PAUL NEWMAN AND ELIZABETH TAYLOR IN SOME FILM WHERE PEOPLE TALK A LOT
From watching this with the sound off: Paul Newman is a good-looking jerk. He broke his leg, so he lays around the house all day, drinking up the booze and glowering at people. For some reason I never understood, Elizabeth Taylor is completely nice to him the entire time, even after he tries to break her ribs with his crutches.
This movie raised many, many questions in my mind:
First: Why doesn’t Elizabeth Taylor — or whoever owns this house — kick angry Paul Newman to the curb?
Second: Who’s paying for all this booze that Paul drinks?
Third: Does he have a job?
Fourth: Yes, he’s good looking, but does he have blackmail photos of Elizabeth or something? Because being good looking doesn’t usually let you sit around a house for weeks and weeks, drinking all their alcohols while you throw things at your host and act like a total dipstick.
This is a talky movie. There are old people and kids and a birthday cake.
I’m guessing it was a play (CAT ON A HOT TIN ROOF?) before it was a movie, because nobody every drives anywhere and there’s just a few sets. The camera keeps bringing us back to Paul Newman’s bedroom, where he demolishes Elizabeth Taylor’s liquor while giving her the cold shoulder.
She is far too kind in this flick. I would’ve kicked him out of the bedroom, crutches or not, after his first hissy fit.
Also, why is Paul the Newman such an angry drunk? My guess is he was some kind of high school sports jock, sad about the passage of his glory days, because the first scene I saw was Paul at some high school stadium at night, killing a bottle of whiskey or whatever while he throws stuff around before running hurdles. On the last hurdle, he trips up and that’s when he breaks his leg.
I found Paul Newman to be completely unsympathetic. Plugging in the airline headphones wouldn’t change my opinion because he never seemed to say anything anyway.
Note: After firing up the googles, yes, this was CAT ON A HOT TIN ROOF, and the internets say Tennessee Williams, a playwright famous enough to have his OWN STATE, hated this movie adaptation of his play so much that he told people the film would set back cinema for 50 years or whatever.
Verdict: This might be a good movie with the sound on. Who knows? Visually, it was boring. You’d have to pay me in purple euros to watch it again.

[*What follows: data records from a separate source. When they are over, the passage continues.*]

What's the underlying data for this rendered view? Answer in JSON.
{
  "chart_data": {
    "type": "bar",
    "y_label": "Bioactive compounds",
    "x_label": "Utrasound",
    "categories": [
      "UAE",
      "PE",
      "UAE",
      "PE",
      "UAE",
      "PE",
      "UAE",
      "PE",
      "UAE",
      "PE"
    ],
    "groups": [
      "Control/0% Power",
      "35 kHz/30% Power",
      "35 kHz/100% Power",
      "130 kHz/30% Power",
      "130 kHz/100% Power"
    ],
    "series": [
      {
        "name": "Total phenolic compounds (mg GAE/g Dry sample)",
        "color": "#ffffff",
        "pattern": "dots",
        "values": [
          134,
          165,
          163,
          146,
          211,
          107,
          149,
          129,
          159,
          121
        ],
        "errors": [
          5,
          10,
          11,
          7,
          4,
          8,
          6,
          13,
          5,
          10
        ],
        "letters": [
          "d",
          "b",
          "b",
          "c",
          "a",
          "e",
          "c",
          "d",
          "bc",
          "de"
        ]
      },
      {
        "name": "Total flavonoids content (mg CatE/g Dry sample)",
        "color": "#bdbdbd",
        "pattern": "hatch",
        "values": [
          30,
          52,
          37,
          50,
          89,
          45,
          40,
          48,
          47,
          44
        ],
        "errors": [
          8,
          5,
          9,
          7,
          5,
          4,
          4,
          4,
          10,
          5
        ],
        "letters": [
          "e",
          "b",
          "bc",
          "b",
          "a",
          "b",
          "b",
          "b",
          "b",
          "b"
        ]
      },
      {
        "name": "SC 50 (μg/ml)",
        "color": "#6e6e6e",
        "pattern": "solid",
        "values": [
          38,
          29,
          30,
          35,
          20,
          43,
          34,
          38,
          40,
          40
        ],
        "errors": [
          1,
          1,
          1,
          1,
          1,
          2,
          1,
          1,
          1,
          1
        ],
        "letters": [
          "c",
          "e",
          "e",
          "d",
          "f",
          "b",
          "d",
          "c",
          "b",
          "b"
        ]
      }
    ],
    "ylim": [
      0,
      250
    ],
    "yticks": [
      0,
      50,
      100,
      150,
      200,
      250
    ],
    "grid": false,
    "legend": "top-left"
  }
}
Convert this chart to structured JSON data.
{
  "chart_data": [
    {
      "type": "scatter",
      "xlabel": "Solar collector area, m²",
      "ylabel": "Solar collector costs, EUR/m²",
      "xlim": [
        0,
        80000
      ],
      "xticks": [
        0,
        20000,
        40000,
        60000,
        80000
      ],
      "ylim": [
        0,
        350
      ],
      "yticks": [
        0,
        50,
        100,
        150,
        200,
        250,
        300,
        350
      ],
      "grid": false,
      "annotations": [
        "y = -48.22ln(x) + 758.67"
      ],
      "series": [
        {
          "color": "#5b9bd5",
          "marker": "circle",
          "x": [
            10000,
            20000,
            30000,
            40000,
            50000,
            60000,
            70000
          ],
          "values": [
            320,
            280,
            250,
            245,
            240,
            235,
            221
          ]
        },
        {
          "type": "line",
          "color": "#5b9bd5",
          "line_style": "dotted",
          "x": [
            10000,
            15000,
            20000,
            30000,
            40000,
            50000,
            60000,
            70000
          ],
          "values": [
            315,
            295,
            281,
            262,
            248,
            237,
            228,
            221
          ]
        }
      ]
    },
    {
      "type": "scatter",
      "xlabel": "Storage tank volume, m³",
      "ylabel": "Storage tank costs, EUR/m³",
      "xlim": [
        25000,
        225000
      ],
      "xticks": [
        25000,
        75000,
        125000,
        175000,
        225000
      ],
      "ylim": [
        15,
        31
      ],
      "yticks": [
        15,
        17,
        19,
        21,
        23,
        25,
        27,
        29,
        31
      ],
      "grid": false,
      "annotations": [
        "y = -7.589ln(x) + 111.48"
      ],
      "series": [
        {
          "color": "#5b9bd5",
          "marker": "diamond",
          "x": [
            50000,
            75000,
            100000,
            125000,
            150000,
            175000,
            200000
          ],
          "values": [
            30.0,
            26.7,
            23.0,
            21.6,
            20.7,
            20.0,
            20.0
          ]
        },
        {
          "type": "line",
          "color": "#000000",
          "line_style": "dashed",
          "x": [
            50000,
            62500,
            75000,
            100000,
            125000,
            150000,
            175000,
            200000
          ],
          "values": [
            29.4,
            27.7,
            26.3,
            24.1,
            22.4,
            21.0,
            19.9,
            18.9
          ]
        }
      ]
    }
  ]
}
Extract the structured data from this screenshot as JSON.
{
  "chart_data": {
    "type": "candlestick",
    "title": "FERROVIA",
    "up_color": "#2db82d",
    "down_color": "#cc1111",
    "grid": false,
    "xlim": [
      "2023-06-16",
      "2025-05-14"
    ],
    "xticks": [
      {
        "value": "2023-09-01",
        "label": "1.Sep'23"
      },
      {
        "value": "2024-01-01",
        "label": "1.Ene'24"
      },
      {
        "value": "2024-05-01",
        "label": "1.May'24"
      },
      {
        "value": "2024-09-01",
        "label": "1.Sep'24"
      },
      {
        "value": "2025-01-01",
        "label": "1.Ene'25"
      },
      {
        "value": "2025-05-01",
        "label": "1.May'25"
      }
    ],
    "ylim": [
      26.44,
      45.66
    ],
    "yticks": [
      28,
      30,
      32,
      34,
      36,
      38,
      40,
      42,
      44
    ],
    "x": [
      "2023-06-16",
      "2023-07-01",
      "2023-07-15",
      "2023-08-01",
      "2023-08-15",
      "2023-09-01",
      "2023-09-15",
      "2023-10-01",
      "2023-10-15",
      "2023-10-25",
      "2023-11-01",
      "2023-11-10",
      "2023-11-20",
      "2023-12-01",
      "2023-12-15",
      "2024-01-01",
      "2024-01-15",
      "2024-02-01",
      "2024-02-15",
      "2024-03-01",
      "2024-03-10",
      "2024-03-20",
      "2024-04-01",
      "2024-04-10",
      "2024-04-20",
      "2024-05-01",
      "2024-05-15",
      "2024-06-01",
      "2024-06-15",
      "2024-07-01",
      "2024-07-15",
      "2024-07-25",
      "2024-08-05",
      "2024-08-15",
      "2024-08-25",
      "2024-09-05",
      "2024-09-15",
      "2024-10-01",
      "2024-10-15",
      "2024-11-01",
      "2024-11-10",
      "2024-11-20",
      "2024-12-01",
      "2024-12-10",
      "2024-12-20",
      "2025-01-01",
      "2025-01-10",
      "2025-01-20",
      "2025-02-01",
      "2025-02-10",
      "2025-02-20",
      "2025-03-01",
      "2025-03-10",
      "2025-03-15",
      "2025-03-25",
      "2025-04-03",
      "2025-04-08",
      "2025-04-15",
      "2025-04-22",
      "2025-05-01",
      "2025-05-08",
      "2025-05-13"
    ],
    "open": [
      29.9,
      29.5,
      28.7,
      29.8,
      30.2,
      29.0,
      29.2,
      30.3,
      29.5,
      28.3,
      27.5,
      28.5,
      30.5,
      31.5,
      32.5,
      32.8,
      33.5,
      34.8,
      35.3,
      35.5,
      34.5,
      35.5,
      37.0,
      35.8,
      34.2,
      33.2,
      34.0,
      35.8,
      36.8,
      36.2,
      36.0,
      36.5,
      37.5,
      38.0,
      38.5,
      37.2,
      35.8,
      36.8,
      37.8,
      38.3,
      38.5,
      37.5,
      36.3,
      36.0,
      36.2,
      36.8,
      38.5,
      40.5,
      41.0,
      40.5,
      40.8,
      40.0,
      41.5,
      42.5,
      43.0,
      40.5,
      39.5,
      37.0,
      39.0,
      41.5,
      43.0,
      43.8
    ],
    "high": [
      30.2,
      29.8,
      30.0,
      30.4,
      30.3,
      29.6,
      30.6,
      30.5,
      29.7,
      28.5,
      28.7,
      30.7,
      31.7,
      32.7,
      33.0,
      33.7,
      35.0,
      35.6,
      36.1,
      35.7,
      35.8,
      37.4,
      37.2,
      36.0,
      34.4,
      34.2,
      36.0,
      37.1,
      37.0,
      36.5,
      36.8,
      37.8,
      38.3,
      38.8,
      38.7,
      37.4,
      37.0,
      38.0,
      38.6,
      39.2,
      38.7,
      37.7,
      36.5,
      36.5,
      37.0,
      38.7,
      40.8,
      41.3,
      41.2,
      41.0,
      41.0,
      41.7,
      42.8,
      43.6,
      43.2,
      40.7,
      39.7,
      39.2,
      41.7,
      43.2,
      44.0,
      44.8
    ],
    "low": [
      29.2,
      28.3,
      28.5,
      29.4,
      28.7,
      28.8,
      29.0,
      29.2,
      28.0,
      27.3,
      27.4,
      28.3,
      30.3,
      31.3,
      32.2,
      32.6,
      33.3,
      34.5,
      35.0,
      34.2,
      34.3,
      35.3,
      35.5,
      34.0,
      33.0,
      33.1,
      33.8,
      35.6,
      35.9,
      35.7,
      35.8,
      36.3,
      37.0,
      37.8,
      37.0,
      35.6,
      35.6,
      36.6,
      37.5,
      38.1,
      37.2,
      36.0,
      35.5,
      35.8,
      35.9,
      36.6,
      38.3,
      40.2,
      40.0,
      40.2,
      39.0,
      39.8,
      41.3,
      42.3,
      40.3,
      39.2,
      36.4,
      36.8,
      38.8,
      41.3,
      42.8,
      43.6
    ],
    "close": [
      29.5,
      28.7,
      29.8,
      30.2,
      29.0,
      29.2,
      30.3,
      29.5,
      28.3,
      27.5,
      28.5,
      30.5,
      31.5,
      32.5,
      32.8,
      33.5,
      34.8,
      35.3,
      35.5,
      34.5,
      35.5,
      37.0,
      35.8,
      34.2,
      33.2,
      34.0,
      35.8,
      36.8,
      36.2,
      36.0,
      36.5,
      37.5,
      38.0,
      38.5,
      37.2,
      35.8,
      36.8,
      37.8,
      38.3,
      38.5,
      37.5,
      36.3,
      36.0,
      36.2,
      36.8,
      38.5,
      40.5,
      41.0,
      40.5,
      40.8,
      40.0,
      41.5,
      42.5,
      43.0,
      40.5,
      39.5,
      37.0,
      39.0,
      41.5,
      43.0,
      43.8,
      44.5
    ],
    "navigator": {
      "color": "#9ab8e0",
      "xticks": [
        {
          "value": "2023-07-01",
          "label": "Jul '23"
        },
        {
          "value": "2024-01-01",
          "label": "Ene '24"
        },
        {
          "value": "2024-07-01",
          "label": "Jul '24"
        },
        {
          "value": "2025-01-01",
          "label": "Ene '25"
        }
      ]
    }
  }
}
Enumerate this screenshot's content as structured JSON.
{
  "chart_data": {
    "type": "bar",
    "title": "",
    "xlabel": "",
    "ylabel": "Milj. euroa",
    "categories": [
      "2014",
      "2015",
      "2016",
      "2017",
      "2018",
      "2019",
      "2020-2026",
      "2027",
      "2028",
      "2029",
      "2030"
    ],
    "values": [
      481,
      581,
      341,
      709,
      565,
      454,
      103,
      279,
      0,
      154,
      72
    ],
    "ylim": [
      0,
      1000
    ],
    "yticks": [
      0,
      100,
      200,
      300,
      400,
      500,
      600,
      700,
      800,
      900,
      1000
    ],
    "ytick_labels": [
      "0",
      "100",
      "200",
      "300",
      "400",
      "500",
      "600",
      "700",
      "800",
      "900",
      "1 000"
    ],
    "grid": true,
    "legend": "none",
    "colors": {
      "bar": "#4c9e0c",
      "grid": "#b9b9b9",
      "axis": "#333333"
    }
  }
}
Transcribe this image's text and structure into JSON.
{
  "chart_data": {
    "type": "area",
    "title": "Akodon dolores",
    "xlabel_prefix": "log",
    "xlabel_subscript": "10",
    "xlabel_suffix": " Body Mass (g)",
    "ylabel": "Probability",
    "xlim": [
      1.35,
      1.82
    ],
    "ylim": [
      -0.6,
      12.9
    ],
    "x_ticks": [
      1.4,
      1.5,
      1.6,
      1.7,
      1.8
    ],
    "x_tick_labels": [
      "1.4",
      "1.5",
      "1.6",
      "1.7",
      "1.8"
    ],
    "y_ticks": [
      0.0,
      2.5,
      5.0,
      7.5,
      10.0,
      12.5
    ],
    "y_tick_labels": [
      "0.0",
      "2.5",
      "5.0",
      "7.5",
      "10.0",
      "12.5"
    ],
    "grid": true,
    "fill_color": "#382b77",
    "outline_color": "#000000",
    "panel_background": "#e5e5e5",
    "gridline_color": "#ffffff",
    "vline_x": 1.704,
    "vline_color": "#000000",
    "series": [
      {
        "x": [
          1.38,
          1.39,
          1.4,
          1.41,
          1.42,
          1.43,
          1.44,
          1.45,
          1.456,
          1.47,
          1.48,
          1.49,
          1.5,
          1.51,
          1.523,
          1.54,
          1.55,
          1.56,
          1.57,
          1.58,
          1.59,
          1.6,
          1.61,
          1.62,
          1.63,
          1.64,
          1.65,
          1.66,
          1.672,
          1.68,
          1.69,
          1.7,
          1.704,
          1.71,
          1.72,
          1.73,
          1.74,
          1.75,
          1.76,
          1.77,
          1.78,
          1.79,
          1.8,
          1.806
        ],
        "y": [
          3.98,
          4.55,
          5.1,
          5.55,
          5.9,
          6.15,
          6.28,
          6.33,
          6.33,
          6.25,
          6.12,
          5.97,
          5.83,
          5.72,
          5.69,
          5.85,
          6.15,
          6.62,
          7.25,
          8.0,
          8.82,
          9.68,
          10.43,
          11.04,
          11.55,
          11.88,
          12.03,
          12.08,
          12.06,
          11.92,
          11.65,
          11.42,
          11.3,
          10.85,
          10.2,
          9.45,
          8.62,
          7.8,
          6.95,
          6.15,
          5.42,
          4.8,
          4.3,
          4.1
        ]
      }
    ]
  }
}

I DON’T KNOW HOW SHE DOES IT
I also watched this with the sound off, peeking every 10 minutes, and that was plenty to understand the plot: Sarah Jessica Parker is a working mom with a husband, kids, a gigantic loft and many, many pairs of shoes. Her boss is Remington Steele / 007, which makes her life even more miserable, right?
It’s a rough life.
There are more than 7 billion people on the planet. Half are women. I bet if you showed this film to moms in Africa who walk miles every morning to fetch drinking water, or moms in China working on assembly lines 14 hours a day, they’d break down and cry at all the hardships that Sarah Jessica Parker has to endure in this movie. Should she spend more time at the office with the suave Pierce Brosnan, more time at home being a wife and a mother or maybe hire another nanny and just not feel guilty about it?
The climax of this movie, I believe, comes when Sarah Jessica Parker faces the ultimate test: should she pack five pairs of shoes on her business trip or six?
The Hollywood executives who greenlit this turkey should be belted into a 15-hour airplane ride, halfway across the world, while they’re forced to watch this thing five times straight.
Verdict: Kill it with fire. Nuke it from orbit. No mercy.